Publié dans le fascicule 1 tome 123, 2021, p. 326-330

 

[1]. H. Pavis d’Escurac, La préfecture de l’annone, service impérial, d’Auguste à Constantin, Rome 1976.

[2]. « L’epigrafia dei prefetti dell’annona tra Principato e Tardo Impero » CCG 29, 2018, p. 187‑206.

[3]. RHD 56, 1978, p. 49-77.

[4]. NH, III, 3, 3 ; voir en dernier G. Bernard, Nec plus ultra. L’Extrême-Occident méditerranéen dans l’espace politique romain (218 av. J.-C. – 305 apr. J.-C.), Madrid 2018, p. 70-71.

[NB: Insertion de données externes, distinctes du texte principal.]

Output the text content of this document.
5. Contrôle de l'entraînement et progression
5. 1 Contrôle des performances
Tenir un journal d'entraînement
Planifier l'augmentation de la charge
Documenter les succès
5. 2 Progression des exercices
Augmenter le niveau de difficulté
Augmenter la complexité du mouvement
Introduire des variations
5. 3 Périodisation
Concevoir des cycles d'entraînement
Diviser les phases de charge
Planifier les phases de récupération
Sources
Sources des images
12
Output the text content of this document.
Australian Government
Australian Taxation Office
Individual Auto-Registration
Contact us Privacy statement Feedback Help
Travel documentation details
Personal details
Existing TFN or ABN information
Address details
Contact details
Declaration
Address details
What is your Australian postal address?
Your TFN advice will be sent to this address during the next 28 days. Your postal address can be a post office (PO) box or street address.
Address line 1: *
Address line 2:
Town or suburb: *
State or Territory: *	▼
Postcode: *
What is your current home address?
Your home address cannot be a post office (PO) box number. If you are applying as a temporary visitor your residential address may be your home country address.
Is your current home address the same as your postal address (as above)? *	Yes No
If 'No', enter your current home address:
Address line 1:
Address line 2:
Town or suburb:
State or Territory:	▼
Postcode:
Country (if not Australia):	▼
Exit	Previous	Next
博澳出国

[5]. Prosopographie des chevaliers romains julio-claudiens, Rome 1992, p. 372-373, n° 451.

[6]. On ajoutera, à présent, de cet auteur : « L’amministrazione palatina di Diocleziano e dei tetrarchi. Comitatus, consilium, consistorium » dans W. Eck, S. Puliatti éds., Diocleziano : la frontiera giuridica dell’impero, Pavia 2018, p. 63-110, partic. p. 89-92.

[7]. H.-G. Pflaum, Les carrières procuratoriennes équestres sous le Haut-Empire romain, Paris 1960-1961, II, p. 624 n. 10 ; Id., « Titulature et rang social sous le Haut-Empire » dans Recherches sur les structures sociales dans l’Antiquité classique (Caen, 25-26 avril 1969), Paris 1970, p. 177-178.

[8]. F. Nasti, « Riflessioni sui matrimoni diseguali delle clarissimae feminae fra II e III sec. D. C. » dans Fides, Humanitas, Ius. Studi in onore di Luigi Labruna, Naples 2007, p. 3760-3762 ; voir aussi à ce propos S. Demougin, L’ordre équestre sous les Julio-Claudiens, Rome 1988, p. 562.

[9]. Ajoutons que la parution concorde dans le temps avec la parution d’un ouvrage dont l’intérêt est complémentaire : S. Alessandri, Il procurator ad Mercurium e il procurator Neaspoleos. Ricerche sui procuratori imperiali in Egitto, Galatina 2018, 126 p. Il correspond, dans l’ouvrage d’H. Pavis d’Escurac, aux p. 134-139, p. 431-446 (appendice prosopographique). Enfin dans la revue Topoi 23, 2019, est annoncé un article de P. Arnaud, « Le « Cheirismos de Néapolis » : un lieu, une institution, des armateurs, un rouage de l’Annone ».